In a day where the S&P/ASX 200 Index (ASX:XJO) is tracking for another decline, three ASX-listed shares are defying the market trend. On Thursday the benchmark index closed down 0.49% to 7,628.20 points. However, Catapult Group International Ltd, Clarity Pharmaceuticals Ltd, and Pro Medicus Limited are among the stocks pushing higher. Here’s a look at why these shares are rising.
Catapult Group International Ltd (ASX: CAT)
Catapult Group's share price has surged 9.68% to AU$1.70 apiece following the release of its strong full-year results for FY 2024. The sports technology solutions provider reported a 20% increase in revenue, reaching a record US$100 million. This growth was primarily driven by a 24% increase in SaaS revenue, which hit US$82 million. Notably, Catapult also delivered on its guidance to generate positive free cash flow (FCF) in FY 2024, achieving FCF of US$4.6 million—a significant improvement of US$26.2 million year-on-year. Investors are optimistic about the company’s performance and future prospects.

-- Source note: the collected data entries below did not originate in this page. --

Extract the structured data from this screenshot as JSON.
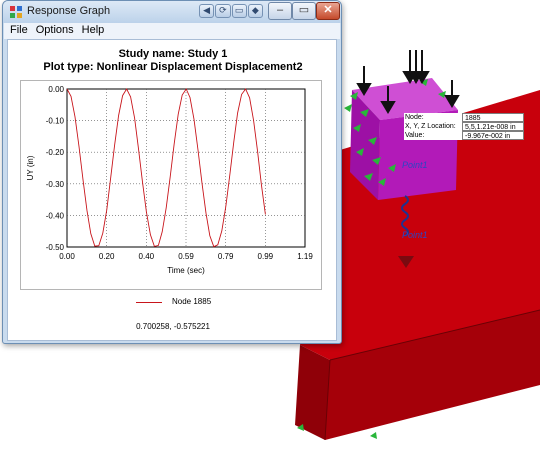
{
  "window": {
    "title": "Response Graph",
    "quick_buttons": [
      "◀",
      "⟳",
      "▭",
      "◆"
    ],
    "minimize": "–",
    "maximize": "▭",
    "close": "✕"
  },
  "menu": [
    "File",
    "Options",
    "Help"
  ],
  "plot": {
    "study_name": "Study name: Study 1",
    "plot_type": "Plot type: Nonlinear Displacement Displacement2",
    "legend_label": "Node 1885",
    "cursor_readout": "0.700258, -0.575221"
  },
  "chart_data": {
    "type": "line",
    "ylabel": "UY (in)",
    "xlabel": "Time (sec)",
    "xlim": [
      0.0,
      1.19
    ],
    "ylim": [
      -0.5,
      0.0
    ],
    "x_ticks": [
      "0.00",
      "0.20",
      "0.40",
      "0.59",
      "0.79",
      "0.99",
      "1.19"
    ],
    "y_ticks": [
      "0.00",
      "-0.10",
      "-0.20",
      "-0.30",
      "-0.40",
      "-0.50"
    ],
    "grid": true,
    "series": [
      {
        "name": "Node 1885",
        "color": "#c8151b",
        "x": [
          0.0,
          0.02,
          0.04,
          0.06,
          0.08,
          0.1,
          0.119,
          0.139,
          0.159,
          0.179,
          0.199,
          0.218,
          0.238,
          0.258,
          0.278,
          0.298,
          0.318,
          0.338,
          0.357,
          0.377,
          0.397,
          0.417,
          0.437,
          0.457,
          0.476,
          0.496,
          0.516,
          0.536,
          0.556,
          0.576,
          0.596,
          0.615,
          0.635,
          0.655,
          0.675,
          0.695,
          0.714,
          0.734,
          0.754,
          0.774,
          0.794,
          0.814,
          0.834,
          0.853,
          0.873,
          0.893,
          0.913,
          0.933,
          0.953,
          0.972,
          0.992
        ],
        "values": [
          0.0,
          -0.023,
          -0.088,
          -0.182,
          -0.287,
          -0.385,
          -0.458,
          -0.497,
          -0.496,
          -0.456,
          -0.382,
          -0.283,
          -0.178,
          -0.084,
          -0.021,
          0.0,
          -0.025,
          -0.092,
          -0.187,
          -0.292,
          -0.389,
          -0.461,
          -0.498,
          -0.495,
          -0.452,
          -0.376,
          -0.278,
          -0.173,
          -0.08,
          -0.019,
          0.0,
          -0.027,
          -0.096,
          -0.193,
          -0.298,
          -0.393,
          -0.464,
          -0.499,
          -0.493,
          -0.449,
          -0.372,
          -0.272,
          -0.167,
          -0.076,
          -0.017,
          0.0,
          -0.028,
          -0.1,
          -0.198,
          -0.303,
          -0.397
        ]
      }
    ]
  },
  "node_tooltip": {
    "rows": [
      {
        "key": "Node:",
        "value": "1885"
      },
      {
        "key": "X, Y, Z Location:",
        "value": "5,5,1.21e-008 in"
      },
      {
        "key": "Value:",
        "value": "-9.967e-002 in"
      }
    ]
  },
  "model_labels": {
    "point1": "Point1",
    "point2": "Point1"
  },
  "colors": {
    "slab": "#c8000c",
    "block": "#b21ab8",
    "fixture": "#29b63a",
    "load_arrow": "#111111",
    "spring": "#1f3290"
  }
}
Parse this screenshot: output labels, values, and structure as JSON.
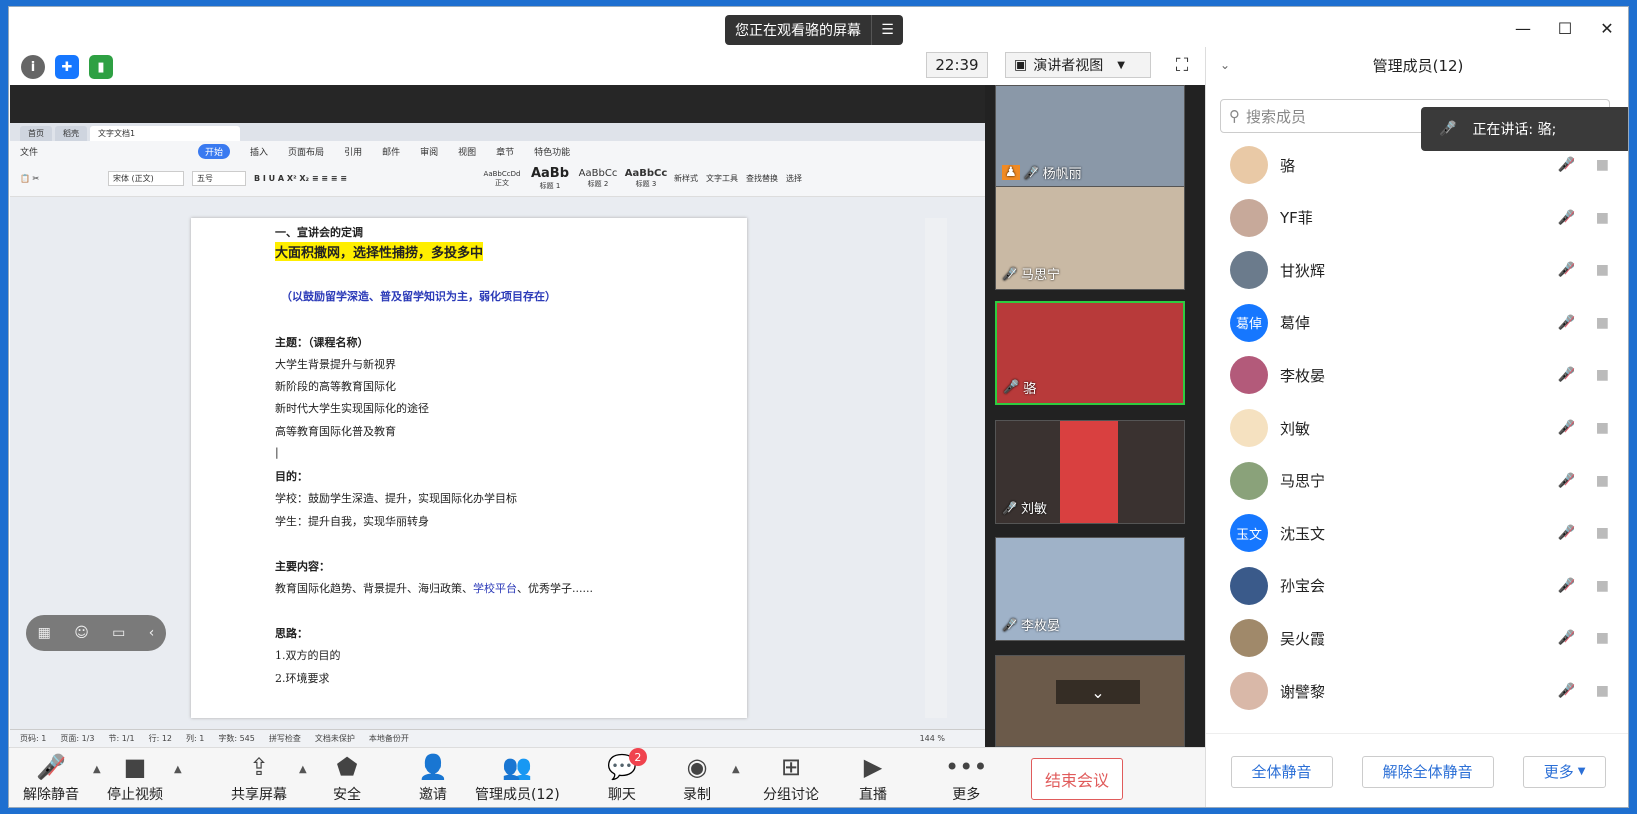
{
  "banner": {
    "text": "您正在观看骆的屏幕"
  },
  "topbar": {
    "clock": "22:39",
    "view_label": "演讲者视图"
  },
  "document": {
    "tabs": [
      "首页",
      "稻壳",
      "文字文档1"
    ],
    "menu": [
      "文件",
      "开始",
      "插入",
      "页面布局",
      "引用",
      "邮件",
      "审阅",
      "视图",
      "章节",
      "特色功能"
    ],
    "ribbon": {
      "font": "宋体 (正文)",
      "size": "五号",
      "styles": [
        {
          "preview": "AaBbCcDd",
          "label": "正文"
        },
        {
          "preview": "AaBb",
          "label": "标题 1"
        },
        {
          "preview": "AaBbCc",
          "label": "标题 2"
        },
        {
          "preview": "AaBbCc",
          "label": "标题 3"
        }
      ],
      "newstyle": "新样式",
      "texttools": "文字工具",
      "findreplace": "查找替换",
      "select": "选择"
    },
    "lines": {
      "l1": "一、宣讲会的定调",
      "l2": "大面积撒网，选择性捕捞，多投多中",
      "l3": "（以鼓励留学深造、普及留学知识为主，弱化项目存在）",
      "l4": "主题：（课程名称）",
      "l5": "大学生背景提升与新视界",
      "l6": "新阶段的高等教育国际化",
      "l7": "新时代大学生实现国际化的途径",
      "l8": "高等教育国际化普及教育",
      "l9": "目的：",
      "l10": "学校：鼓励学生深造、提升，实现国际化办学目标",
      "l11": "学生：提升自我，实现华丽转身",
      "l12": "主要内容：",
      "l13a": "教育国际化趋势、背景提升、海归政策、",
      "l13b": "学校平台",
      "l13c": "、优秀学子......",
      "l14": "思路：",
      "l15": "1.双方的目的",
      "l16": "2.环境要求"
    },
    "status": [
      "页码: 1",
      "页面: 1/3",
      "节: 1/1",
      "行: 12",
      "列: 1",
      "字数: 545",
      "拼写检查",
      "文档未保护",
      "本地备份开"
    ],
    "zoom": "144 %"
  },
  "videos": [
    {
      "name": "杨帆丽",
      "bg": "#8a98a8"
    },
    {
      "name": "马思宁",
      "bg": "#c9b9a4"
    },
    {
      "name": "骆",
      "bg": "#b83a3a"
    },
    {
      "name": "刘敏",
      "bg": "#3a3230"
    },
    {
      "name": "李枚晏",
      "bg": "#9fb2c8"
    },
    {
      "name": "",
      "bg": "#6b5a4a"
    }
  ],
  "panel": {
    "title": "管理成员(12)",
    "search_placeholder": "搜索成员",
    "speaking": "正在讲话: 骆;",
    "members": [
      {
        "name": "骆",
        "avatar": "",
        "color": "#e9c9a6"
      },
      {
        "name": "YF菲",
        "avatar": "",
        "color": "#c7a99a"
      },
      {
        "name": "甘狄辉",
        "avatar": "",
        "color": "#6b7b8c"
      },
      {
        "name": "葛倬",
        "avatar": "葛倬",
        "color": "#1677ff"
      },
      {
        "name": "李枚晏",
        "avatar": "",
        "color": "#b35a7a"
      },
      {
        "name": "刘敏",
        "avatar": "",
        "color": "#f5e1c0"
      },
      {
        "name": "马思宁",
        "avatar": "",
        "color": "#8aa27a"
      },
      {
        "name": "沈玉文",
        "avatar": "玉文",
        "color": "#1677ff"
      },
      {
        "name": "孙宝会",
        "avatar": "",
        "color": "#3a5a8a"
      },
      {
        "name": "吴火霞",
        "avatar": "",
        "color": "#a0896a"
      },
      {
        "name": "谢譬黎",
        "avatar": "",
        "color": "#d9b8a8"
      }
    ],
    "buttons": {
      "mute_all": "全体静音",
      "unmute_all": "解除全体静音",
      "more": "更多"
    }
  },
  "bottombar": {
    "unmute": "解除静音",
    "stop_video": "停止视频",
    "share": "共享屏幕",
    "security": "安全",
    "invite": "邀请",
    "members": "管理成员(12)",
    "chat": "聊天",
    "chat_badge": "2",
    "record": "录制",
    "breakout": "分组讨论",
    "live": "直播",
    "more": "更多",
    "end": "结束会议"
  }
}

Clarity Pharmaceuticals Ltd (ASX: CU6)
Clarity Pharmaceuticals' share price has climbed 1.52% to AU$4.67 apiece after the clinical-stage radiopharmaceutical company announced a new supply agreement with SpectronRx. The agreement focuses on the production of Cu-64, a radiopharmaceutical with an ideal 12.7-hour half-life. This advancement is set to alleviate the supply constraints of current-generation radiodiagnostics, reducing scheduling pressures on imaging centers and enhancing product performance with longer imaging timepoints. The market has responded positively to this development, reflecting confidence in Clarity’s strategic advancements.
Pro Medicus Limited (ASX: PME)
Pro Medicus shares have increased by another 3.61% to AU$120.07 apiece, continuing a positive trend for the health imaging company. This week, Pro Medicus announced five new contracts with a combined minimum value of $45 million. These contracts will be fully cloud-deployed and are expected to be completed within the next six months. In response, Goldman Sachs reiterated its buy rating on Pro Medicus shares, raising the price target to $136.00. Investors are buoyed by the company's robust contract pipeline and strong growth outlook.
Market Context and Outlook
While the broader ASX market faces downward pressure due to various economic factors, including weak commodity prices and high natural gas costs, certain sectors and companies are showing resilience. The performances of Catapult Group, Clarity Pharmaceuticals, and Pro Medicus highlight the strength of innovative and strategically positioned companies in navigating market challenges and seizing growth opportunities.